Recorded live at JAX 2026 in Mainz. The annotation below is an edited English summary of the talk.
Q&A
Selected questions from the audience after the talk.
Q: How are contracts actually enforced -- particularly around data exfiltration and usage limits?
On the producer side you can absolutely enforce the guarantees you make: schema, freshness, quality. Enforcing the consumer side of the agreement -- "you may only use this data for purpose X, not Y" -- is harder. Our answer is, perhaps unsurprisingly, more AI: you can only really police AI behaviour with another AI. A purely rule-based filter either lets everything through or strangles the model into uselessness. You can also harden it by class -- e.g., the AI is simply forbidden from touching the most sensitive datasets at all. That is rules-based and clean, but it also means the AI cannot help with those datasets. Either way, the fact that the AI knows the data exists and where it lives is itself a risk you have to manage, the same way we manage every other dual-use technology.
Q: Do you need a central registry so contracts can actually be discovered?
Yes. We recommend a data marketplace: a central place where consumers can shop for data, and access is requested as part of that flow. It is the analogue of an API gateway or API catalog. The contracts themselves are managed decentrally by the domain teams, but the registry has to be central so the discovery story works -- the classic decentralisation / centralisation balance you have to strike in any platform.
Q: How does this fit with service contracts and OpenAPI? Aren't those also describing data, via DTOs?

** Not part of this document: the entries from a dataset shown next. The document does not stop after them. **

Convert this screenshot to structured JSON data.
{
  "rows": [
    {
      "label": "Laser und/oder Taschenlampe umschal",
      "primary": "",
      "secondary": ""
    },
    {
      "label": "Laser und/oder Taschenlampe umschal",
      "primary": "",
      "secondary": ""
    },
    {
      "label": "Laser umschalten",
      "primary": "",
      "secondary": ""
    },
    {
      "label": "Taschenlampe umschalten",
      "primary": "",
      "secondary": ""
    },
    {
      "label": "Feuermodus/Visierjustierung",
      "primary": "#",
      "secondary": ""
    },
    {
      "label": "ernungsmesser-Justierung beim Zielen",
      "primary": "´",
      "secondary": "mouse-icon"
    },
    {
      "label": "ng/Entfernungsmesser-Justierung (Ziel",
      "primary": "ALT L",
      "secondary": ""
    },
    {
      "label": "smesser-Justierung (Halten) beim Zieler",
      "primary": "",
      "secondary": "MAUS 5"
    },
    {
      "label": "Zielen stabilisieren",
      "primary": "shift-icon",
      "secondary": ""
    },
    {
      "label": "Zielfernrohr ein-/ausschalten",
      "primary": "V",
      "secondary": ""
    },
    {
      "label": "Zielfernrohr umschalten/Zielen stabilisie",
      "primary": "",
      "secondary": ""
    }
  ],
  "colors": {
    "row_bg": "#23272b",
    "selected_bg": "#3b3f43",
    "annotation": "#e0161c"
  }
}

OpenAPI describes a single row's worth of shape: this field is optional, this one is not, maybe a regex. Beyond that it is silent. It does not tell you whether a field is PII-sensitive, what its internal protection class is, or how it relates to other concepts in the business. The link from orderId in the API to OID2 in a database table is the kind of thing only a semantic layer captures. With good metadata -- ODCS on one side, OpenAPI on the other -- the AI can recognise that the two things are the same concept and join across them. Without it, it has to assume, and assumptions are usually wrong.

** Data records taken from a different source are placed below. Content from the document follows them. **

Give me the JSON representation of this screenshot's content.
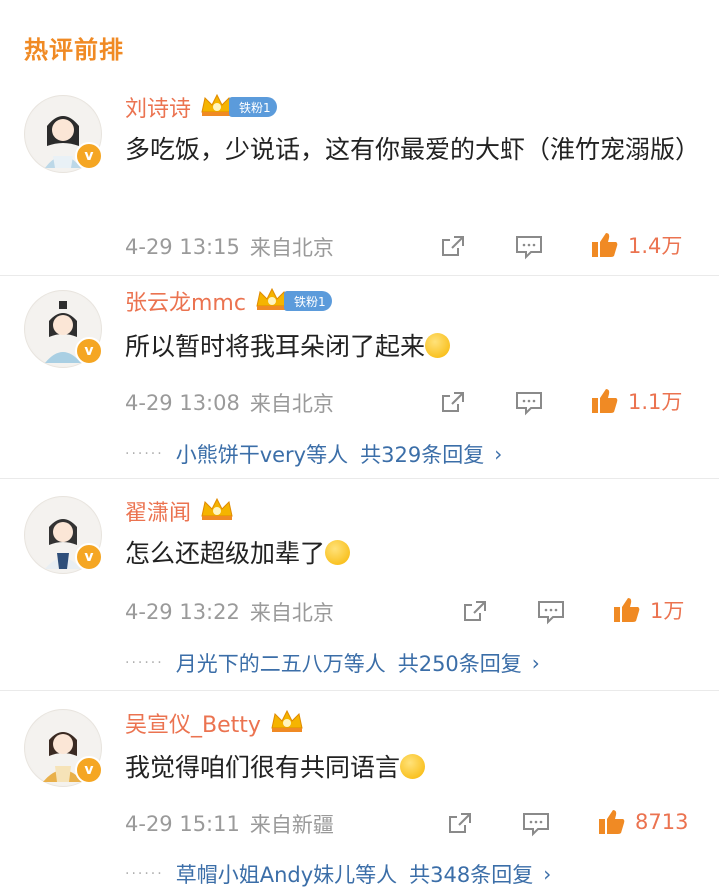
{
  "section": {
    "title": "热评前排"
  },
  "colors": {
    "accent": "#f08a24",
    "username": "#eb7350",
    "link": "#3b6ea8",
    "fan_badge": "#5b9bdb",
    "meta": "#9a9a9a"
  },
  "icons": {
    "share": "share-icon",
    "comment": "comment-icon",
    "like": "thumbs-up-icon",
    "verified": "verified-v-icon",
    "crown": "crown-icon"
  },
  "comments": [
    {
      "username": "刘诗诗",
      "badge": "铁粉1",
      "content": "多吃饭，少说话，这有你最爱的大虾（淮竹宠溺版）",
      "time": "4-29 13:15",
      "location": "来自北京",
      "likes": "1.4万",
      "verified_mark": "v"
    },
    {
      "username": "张云龙mmc",
      "badge": "铁粉1",
      "content": "所以暂时将我耳朵闭了起来",
      "time": "4-29 13:08",
      "location": "来自北京",
      "likes": "1.1万",
      "verified_mark": "v",
      "reply_names": "小熊饼干very",
      "reply_suffix": "等人",
      "reply_total": "共329条回复"
    },
    {
      "username": "翟潇闻",
      "content": "怎么还超级加辈了",
      "time": "4-29 13:22",
      "location": "来自北京",
      "likes": "1万",
      "verified_mark": "v",
      "reply_names": "月光下的二五八万",
      "reply_suffix": "等人",
      "reply_total": "共250条回复"
    },
    {
      "username": "吴宣仪_Betty",
      "content": "我觉得咱们很有共同语言",
      "time": "4-29 15:11",
      "location": "来自新疆",
      "likes": "8713",
      "verified_mark": "v",
      "reply_names": "草帽小姐Andy妹儿",
      "reply_suffix": "等人",
      "reply_total": "共348条回复"
    }
  ],
  "reply_dots": "······",
  "chevron": "›"
}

Q: Should we stop building read-only interfaces for external systems and just publish data contracts instead?
A REST GET is already a read interface, so technically you can put a contract on it -- the only premise of a data contract is that data is being shared for reading. The deeper question is design: small, point-to-point APIs each tailored to one consumer's request pattern multiply quickly and become a maintenance burden in the data world. You want few, well-designed offerings serving many consumers -- product thinking, one-to-many. The same instinct that pushes us away from per-consumer microservices.

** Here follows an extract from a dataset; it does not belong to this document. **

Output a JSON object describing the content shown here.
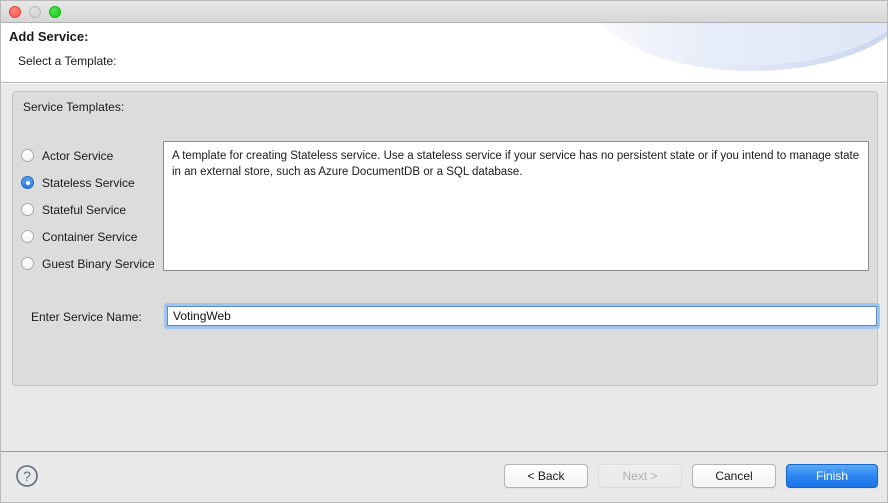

Q: A contract describes the producer's side. How do you see where the data actually flows -- who consumes it, how it is used?
A marketplace gets you part of the way: consumers request access with a stated purpose, which is recorded. Beyond that, lineage formats like OpenLineage report how data actually flows through the systems downstream, including column-level lineage. Combine the two and you can check whether your macro-architecture guidelines match the real flows -- a powerful audit of "what we said we were doing" against "what is actually happening".